One of the best-known concepts encountered in decision support systems is the data warehouse. Often considered to be the core of any decision support system, a data warehouse integrates and stores significant volumes of data from a wide variety of sources:

– internal sources: software packages (Enterprise Resource Planning (ERP), Customer Relationship Management (CRM), etc.), databases, files, Web services, etc.;

– external sources (clients, suppliers, etc.);

– non-computerized sources (letters, memoranda, minutes of meetings, etc.);

in order to make these data easily accessible for querying and for the purposes of decision analysis. The data warehouse is defined as “a subject-oriented, integrated, time-variant, nonvolatile collection of data in support of managements decision-making process” [INM 94].

Further details on decision support systems and data warehouses may be found in [FER 13] (in French) and [KIM 02] (in English).

1.3. Recommender systems

Data exploration is a process that involves searching for relevant information, within a set of data, with the intention of detecting hidden correlations or new information. Users face ever-increasing quantities of information, due to increased calculation and storage capacity [LYM 03]1, which makes it increasingly difficult to know exactly what information to look for and where to look for it.
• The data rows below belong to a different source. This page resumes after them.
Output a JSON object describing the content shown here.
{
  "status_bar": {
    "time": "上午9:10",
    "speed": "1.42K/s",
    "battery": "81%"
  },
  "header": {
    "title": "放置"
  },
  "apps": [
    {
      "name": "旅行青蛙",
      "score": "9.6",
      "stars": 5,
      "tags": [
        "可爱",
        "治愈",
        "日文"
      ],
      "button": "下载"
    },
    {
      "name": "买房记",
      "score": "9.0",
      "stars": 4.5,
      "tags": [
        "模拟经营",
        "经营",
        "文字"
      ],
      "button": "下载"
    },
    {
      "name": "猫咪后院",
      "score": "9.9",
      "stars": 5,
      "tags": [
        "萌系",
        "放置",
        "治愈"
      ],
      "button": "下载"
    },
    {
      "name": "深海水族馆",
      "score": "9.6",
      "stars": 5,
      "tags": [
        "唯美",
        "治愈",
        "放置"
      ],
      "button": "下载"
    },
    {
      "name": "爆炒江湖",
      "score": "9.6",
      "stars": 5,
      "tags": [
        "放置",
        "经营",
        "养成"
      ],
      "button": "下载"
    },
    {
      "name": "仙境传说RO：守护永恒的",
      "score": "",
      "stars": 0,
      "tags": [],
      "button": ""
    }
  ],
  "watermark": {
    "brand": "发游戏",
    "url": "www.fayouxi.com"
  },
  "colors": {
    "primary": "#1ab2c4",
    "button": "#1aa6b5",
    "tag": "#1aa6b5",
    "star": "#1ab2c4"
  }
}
There is therefore a need for IT (Information Technology) techniques to facilitate this search process, along with the extraction of relevant information. One of these techniques is information recommendation. The main aim of this technique is to guide users in their exploration of data in order to obtain relevant information. This is done through the use of recommendation tools, with the intention of providing users with relevant information as quickly as possible. The recommendation process guides users in their exploration of quantities of available information by identifying items that appear to be relevant. This technique represents a specific form of information filtering, aiming to present items (movies, music, books, news, images, Websites, etc.) that are likely to be of interest to the user. Generally, based on certain reference characteristics 2 , the recommendation process aims to predict the “opinion” a user will have of each item and to recommend items with the best predicted “opinion”.